Opéra national de Paris / Auditorium Bastille
- 6 octobre 2011
Elisa haberer photographie Tannhäuser (Wagner) à l'Opéra Bastille (Paris)
© opéra national de paris | elisa haberer

Il fut un temps où Wagner aimait Paris, où Paris n’aimait pas Wagner…
À la veille de la création française de Tannhäuser, le 13 mars 1861, le compositeur a déjà séjourné plusieurs années dans la capitale (1839-1842) – époque d’achèvement de ce Fliegende Höllander dont il abandonne le livret à Louis-Philippe Dietsch, ancien maître de chapelle dans les églises alentours devenu chef d’orchestre à l’Opéra – et songe même, en tant que proscrit d’Allemagne sur les routes depuis une décennie, à y poser une fois pour toutes ses bagages – « J’ai l’orchestre du Conservatoire, d’admirables quatuors, pourquoi ne vivrais-je pas là ? ». Hélas, malgré l’engouement des admirateurs de la première heure (Baudelaire, Gounod, Saint-Saëns, etc.) qui ont œuvré pour que l’ouvrage (né à Dresde, le 19 octobre 1845) soit joué en France, « le Prussien » a ses détracteurs (abonnés, membres du Jockey Club, critiques de La Revue des Deux-Mondes et de L’Illustration, etc.). Pire, sur les traces du méprisant « Wagner veut innover » signé Delacroix (1855), les quolibets les plus blessants viennent d’artistes : « votre musique arabe est une bonne préparation à cet infernal vacarme […] Auber dit que c’est du Berlioz sans mélodie », écrit Mérimée, tandis que ce même Berlioz se réjouit qu’on ait « sifflé splendidement toutes ces horreurs ». Se remémorer le chahut qui accompagna les trois représentations d’origine nous plonge au cœur même d’un ouvrage qui conduirait à Meistersinger, quelques années plus tard, et de la vision qu’en a Robert Carsen près d’un siècle et demi plus tard.
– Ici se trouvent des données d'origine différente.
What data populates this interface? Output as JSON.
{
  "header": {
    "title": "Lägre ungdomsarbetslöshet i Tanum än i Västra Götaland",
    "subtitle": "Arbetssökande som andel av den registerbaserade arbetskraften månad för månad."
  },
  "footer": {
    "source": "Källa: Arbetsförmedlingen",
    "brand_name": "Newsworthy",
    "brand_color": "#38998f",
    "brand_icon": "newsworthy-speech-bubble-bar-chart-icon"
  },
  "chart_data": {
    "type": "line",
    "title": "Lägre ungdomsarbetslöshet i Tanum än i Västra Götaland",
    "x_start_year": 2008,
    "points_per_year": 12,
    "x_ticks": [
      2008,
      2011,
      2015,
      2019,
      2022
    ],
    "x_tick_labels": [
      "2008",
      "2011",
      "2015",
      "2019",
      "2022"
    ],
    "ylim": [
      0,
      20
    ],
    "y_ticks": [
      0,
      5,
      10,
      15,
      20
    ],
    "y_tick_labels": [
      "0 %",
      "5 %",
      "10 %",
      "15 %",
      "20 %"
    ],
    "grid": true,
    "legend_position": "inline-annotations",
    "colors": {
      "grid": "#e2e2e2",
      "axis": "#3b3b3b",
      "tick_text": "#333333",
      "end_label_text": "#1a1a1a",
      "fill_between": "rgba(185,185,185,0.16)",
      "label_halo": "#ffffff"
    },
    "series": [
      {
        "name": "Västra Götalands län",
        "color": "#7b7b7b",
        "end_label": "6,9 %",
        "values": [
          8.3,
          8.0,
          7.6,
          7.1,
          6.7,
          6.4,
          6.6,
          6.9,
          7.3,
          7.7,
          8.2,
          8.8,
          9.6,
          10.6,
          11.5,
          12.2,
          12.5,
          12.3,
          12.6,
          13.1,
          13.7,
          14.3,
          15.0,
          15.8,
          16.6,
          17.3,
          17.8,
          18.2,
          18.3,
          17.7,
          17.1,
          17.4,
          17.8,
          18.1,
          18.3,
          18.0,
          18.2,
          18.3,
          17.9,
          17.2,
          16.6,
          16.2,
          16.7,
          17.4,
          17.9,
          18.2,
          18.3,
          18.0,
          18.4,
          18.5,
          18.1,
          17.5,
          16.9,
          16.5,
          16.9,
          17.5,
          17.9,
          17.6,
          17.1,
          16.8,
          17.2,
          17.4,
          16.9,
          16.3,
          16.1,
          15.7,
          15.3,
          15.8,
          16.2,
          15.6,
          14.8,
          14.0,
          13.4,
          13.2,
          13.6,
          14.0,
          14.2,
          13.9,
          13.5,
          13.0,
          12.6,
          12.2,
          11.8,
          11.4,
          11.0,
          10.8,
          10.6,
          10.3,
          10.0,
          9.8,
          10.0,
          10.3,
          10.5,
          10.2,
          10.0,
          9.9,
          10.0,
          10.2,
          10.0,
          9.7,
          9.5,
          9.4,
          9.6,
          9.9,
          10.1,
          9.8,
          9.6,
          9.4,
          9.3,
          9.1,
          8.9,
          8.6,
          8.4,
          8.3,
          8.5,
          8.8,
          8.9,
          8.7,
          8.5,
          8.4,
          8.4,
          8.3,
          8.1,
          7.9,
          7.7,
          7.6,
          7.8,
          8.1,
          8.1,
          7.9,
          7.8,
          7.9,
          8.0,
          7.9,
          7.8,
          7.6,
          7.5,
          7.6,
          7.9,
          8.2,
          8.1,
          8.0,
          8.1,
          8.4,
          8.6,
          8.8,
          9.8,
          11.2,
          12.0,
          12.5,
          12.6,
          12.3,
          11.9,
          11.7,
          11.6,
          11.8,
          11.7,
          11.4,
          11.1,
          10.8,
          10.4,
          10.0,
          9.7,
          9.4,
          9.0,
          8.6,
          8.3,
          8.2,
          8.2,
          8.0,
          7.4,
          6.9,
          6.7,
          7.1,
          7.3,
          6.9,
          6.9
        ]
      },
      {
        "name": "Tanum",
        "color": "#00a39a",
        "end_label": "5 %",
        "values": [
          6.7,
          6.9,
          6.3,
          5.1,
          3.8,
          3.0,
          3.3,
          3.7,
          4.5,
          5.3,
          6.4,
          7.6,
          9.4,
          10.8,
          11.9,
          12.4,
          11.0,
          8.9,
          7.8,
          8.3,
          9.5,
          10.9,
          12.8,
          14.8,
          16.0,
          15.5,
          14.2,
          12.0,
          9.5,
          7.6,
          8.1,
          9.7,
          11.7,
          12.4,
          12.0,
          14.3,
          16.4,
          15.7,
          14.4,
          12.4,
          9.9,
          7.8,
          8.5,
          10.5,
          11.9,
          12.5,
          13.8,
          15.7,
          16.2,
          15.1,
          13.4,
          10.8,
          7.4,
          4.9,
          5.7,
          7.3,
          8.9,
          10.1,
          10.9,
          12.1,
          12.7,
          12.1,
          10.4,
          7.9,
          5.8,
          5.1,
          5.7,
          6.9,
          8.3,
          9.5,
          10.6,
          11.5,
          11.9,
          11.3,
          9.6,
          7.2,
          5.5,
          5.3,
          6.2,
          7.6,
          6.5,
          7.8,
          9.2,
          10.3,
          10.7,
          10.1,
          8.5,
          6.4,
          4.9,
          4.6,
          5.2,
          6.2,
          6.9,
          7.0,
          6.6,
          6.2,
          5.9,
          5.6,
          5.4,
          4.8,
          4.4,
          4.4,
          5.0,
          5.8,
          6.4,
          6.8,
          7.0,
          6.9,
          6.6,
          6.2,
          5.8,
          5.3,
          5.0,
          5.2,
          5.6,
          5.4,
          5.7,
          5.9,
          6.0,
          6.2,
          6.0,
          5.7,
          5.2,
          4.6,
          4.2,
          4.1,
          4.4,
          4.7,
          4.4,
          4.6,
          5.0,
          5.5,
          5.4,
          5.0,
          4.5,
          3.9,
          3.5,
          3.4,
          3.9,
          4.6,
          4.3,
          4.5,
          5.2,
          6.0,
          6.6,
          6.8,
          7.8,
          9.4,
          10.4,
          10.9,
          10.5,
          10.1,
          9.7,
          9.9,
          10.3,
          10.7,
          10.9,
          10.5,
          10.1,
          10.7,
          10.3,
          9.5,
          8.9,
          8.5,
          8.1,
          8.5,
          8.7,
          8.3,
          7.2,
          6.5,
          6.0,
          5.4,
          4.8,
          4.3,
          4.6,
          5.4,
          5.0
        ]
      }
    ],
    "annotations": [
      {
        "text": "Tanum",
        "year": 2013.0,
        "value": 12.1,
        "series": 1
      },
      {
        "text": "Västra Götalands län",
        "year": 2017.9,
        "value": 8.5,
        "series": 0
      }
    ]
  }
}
L’an passé, comme exemple d’attribution mobile, Pierre Bayard présentait à ses lecteurs un Schumann explorant, en parallèle d’un univers musical romantique, le monde expressionniste de la peinture [1]. Marqué par le suicide par noyade de sa sœur aînée, se jetant lui-même dans le Rhin avant d’être interné, ce nostalgique affiche son angoisse profonde en peignant un visage halluciné en bord de mer : Le Cri. En 2007, c’est vers le monde de la peinture – scéniquement plus séduisant – que s’orientait aussi Carsen quand, abordant un héros immergé dans son art, il envisagea l’intrigue « sous l’angle de sa pulsion créatrice et artistique ». Cocktail réactionnaire lors d’un vernissage, tableaux portés par les pèlerins comme autant de péchés (bonjour Dorian Gray !) et retour à l’atelier autrefois illuminé par la muse-modèle du Venusberg, le cap est tenu tout du long par le Canadien, avec brio. Mais n’est-ce pas une facilité que d’écarter cette Thuringe du XIIIe siècle vouée, du Sängerkrieg rituel jusqu’au moindre petit pâtre à pipeau, à l’art des sons impalpables ? Efficace à porter le texte et les voix – et peu ruineuse en décors, s’il est à la mode d’en parler… –, cette production gêne surtout par deux points : le premier est d’avoir l’impression d’entrer dans les fantasmes du metteur en scène qui s’autorise une douzaine d’Apollon en sous-vêtement après avoir offert sa Vénus dénudée au public, le second est ce panthéon final qui laisse entrevoir ce que tous arrivent à cacher pendant plus de trois heures, tuant mystère et subjectivité.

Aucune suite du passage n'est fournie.